The captured birds could be held anywhere—an outbuilding, garage, workshop—as long as they were kept out of view from locals or passersby. Trying to figure out who might have recently rented such a space seemed all but impossible, the three of them decided.
But falcon food was a different story. Young raptors needed to eat prey on a schedule, as Nate could attest. Buyers didn’t like it if the wild falcons they wanted to purchase had subsisted on commercial feed. Rabbits, pigeons, ducks, grouse, and other wild species had to be available in quantity to keep the birds healthy. Nate spent more than half of his hours hunting and trapping to keep his Air Force maintained. Sheridan had taken on a big chunk of that burden.
And it was Sheridan who asked the question aloud that put Nate on the trail of Axel Soledad.
“If you just showed up in Saddlestring with a dozen hungry birds,” she asked, “where would you go to find food for all of them in a hurry?”
—
He’d taken Sheridan with him to town in the Yarak, Inc. van and parked it in front of Rex’s Taxidermy on Main Street. Nate had stayed in the van while Sheridan went inside to see Dusty Tuckness, the owner.
Tuckness was small, plump, odd, and very energetic. He’d purchased the shop from Matt Sandvick a few years before, and his obvious goal was not only to run the busiest taxidermy facility in a thriving hunting community, but to create a destination for visitors. He had a loading dock in the back for receiving big-game carcasses and a showroom in front with local mounts, as well as exotic animals that hunters had sent him from all over the country, including tigers, lions, and Cape buffalo.

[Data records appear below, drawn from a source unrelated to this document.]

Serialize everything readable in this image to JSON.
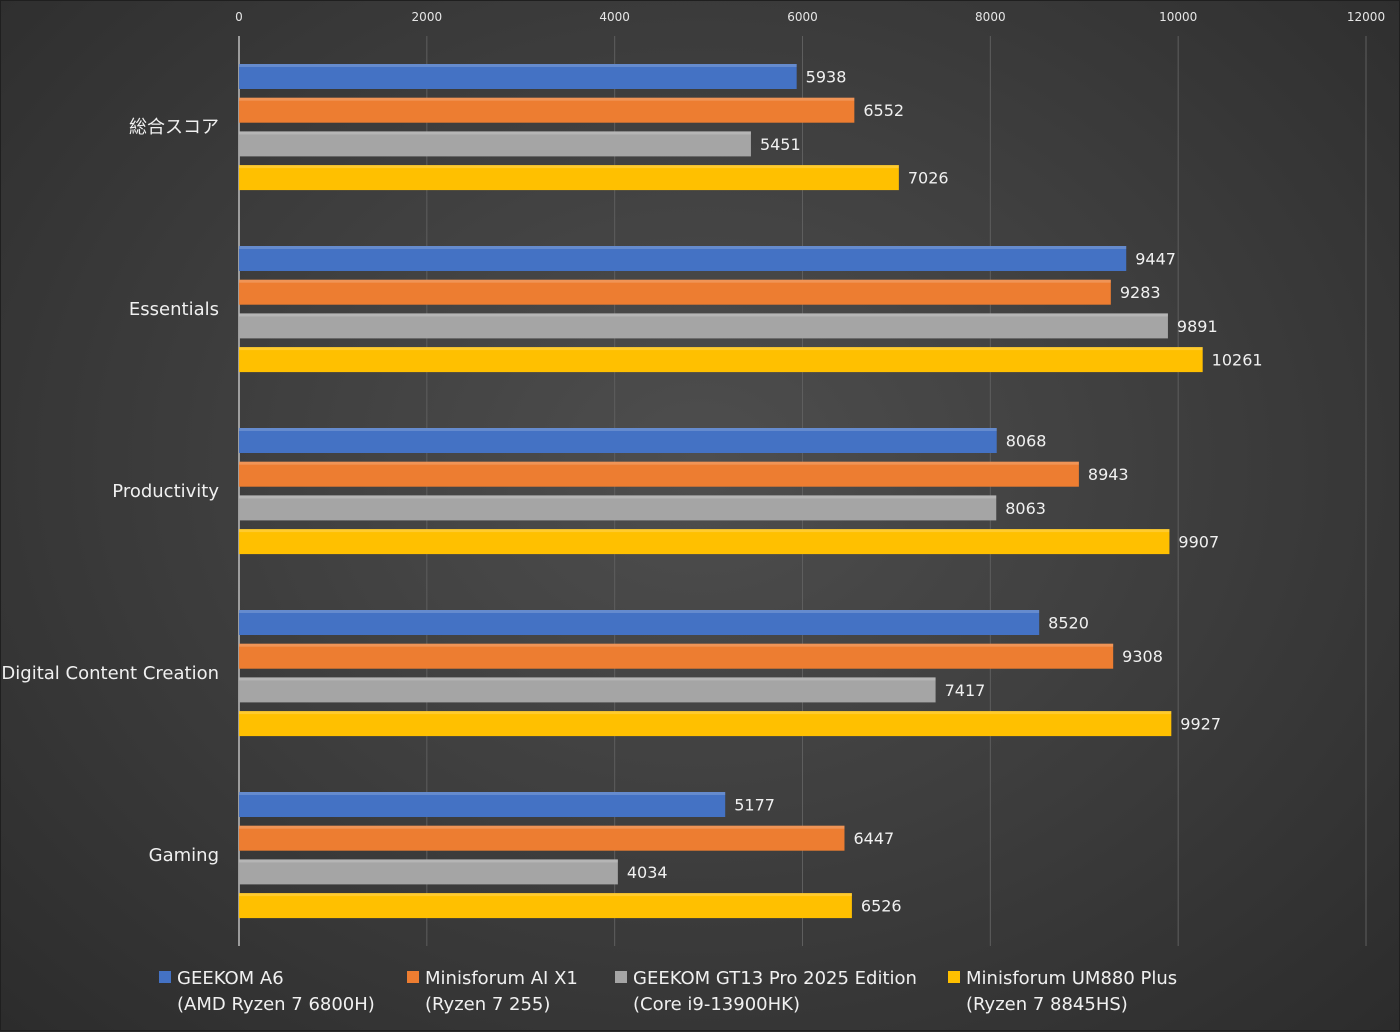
{
  "chart_data": {
    "type": "bar",
    "orientation": "horizontal",
    "title": "",
    "xlabel": "",
    "ylabel": "",
    "xlim": [
      0,
      12000
    ],
    "x_ticks": [
      "0",
      "2000",
      "4000",
      "6000",
      "8000",
      "10000",
      "12000"
    ],
    "grid": true,
    "legend_position": "bottom",
    "categories": [
      "総合スコア",
      "Essentials",
      "Productivity",
      "Digital Content Creation",
      "Gaming"
    ],
    "series": [
      {
        "name": "GEEKOM A6",
        "sub": "(AMD Ryzen 7 6800H)",
        "color": "#4472C4",
        "values": [
          5938,
          9447,
          8068,
          8520,
          5177
        ]
      },
      {
        "name": "Minisforum AI X1",
        "sub": "(Ryzen 7 255)",
        "color": "#ED7D31",
        "values": [
          6552,
          9283,
          8943,
          9308,
          6447
        ]
      },
      {
        "name": "GEEKOM GT13 Pro 2025 Edition",
        "sub": "(Core i9-13900HK)",
        "color": "#A5A5A5",
        "values": [
          5451,
          9891,
          8063,
          7417,
          4034
        ]
      },
      {
        "name": "Minisforum UM880 Plus",
        "sub": "(Ryzen 7 8845HS)",
        "color": "#FFC000",
        "values": [
          7026,
          10261,
          9907,
          9927,
          6526
        ]
      }
    ]
  }
}
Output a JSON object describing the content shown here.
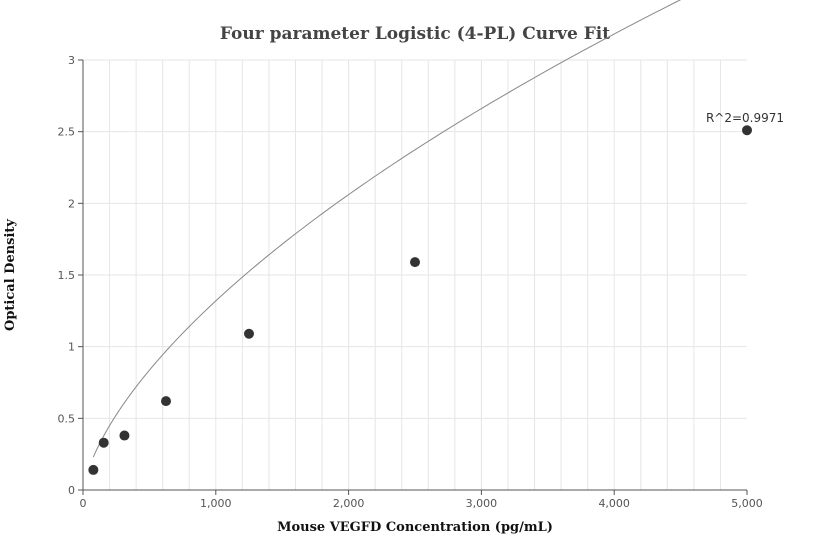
{
  "chart_data": {
    "type": "scatter",
    "title": "Four parameter Logistic (4-PL) Curve Fit",
    "xlabel": "Mouse VEGFD Concentration (pg/mL)",
    "ylabel": "Optical Density",
    "xlim": [
      0,
      5000
    ],
    "ylim": [
      0,
      3
    ],
    "x_ticks": [
      0,
      1000,
      2000,
      3000,
      4000,
      5000
    ],
    "x_tick_labels": [
      "0",
      "1,000",
      "2,000",
      "3,000",
      "4,000",
      "5,000"
    ],
    "y_ticks": [
      0,
      0.5,
      1,
      1.5,
      2,
      2.5,
      3
    ],
    "y_tick_labels": [
      "0",
      "0.5",
      "1",
      "1.5",
      "2",
      "2.5",
      "3"
    ],
    "grid": true,
    "points": [
      {
        "x": 78,
        "y": 0.14
      },
      {
        "x": 156,
        "y": 0.33
      },
      {
        "x": 312,
        "y": 0.38
      },
      {
        "x": 625,
        "y": 0.62
      },
      {
        "x": 1250,
        "y": 1.09
      },
      {
        "x": 2500,
        "y": 1.59
      },
      {
        "x": 5000,
        "y": 2.51
      }
    ],
    "fit_curve": {
      "model": "4PL",
      "a": -0.0297,
      "b": 0.655,
      "c": 223000,
      "d": 47.9
    },
    "annotation": {
      "text": "R^2=0.9971",
      "x": 5000,
      "y": 2.51
    },
    "colors": {
      "point": "#333333",
      "curve": "#888888",
      "grid": "#e6e6e6",
      "axis": "#555555"
    }
  }
}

Tuckness was preparing his shop to host a Chamber of Commerce social later that night. He wanted to show off the changes he’d made in the facility and urge locals to send tourists his way.
His newest and most lucrative venture was selling “prairie dog skin rugs” that looked like miniature versions of bearskin rugs and were meant to be used as place mats at the dinner table. The tanned rodent skin had all four paws splayed out and an intact head with beady plastic eyes and an open mouth to show its yellow teeth. Tuckness sold them in sets of four for two hundred dollars a set or individually for seventy-five. He didn’t care that most of the tourists who bought them intended them as gag gifts.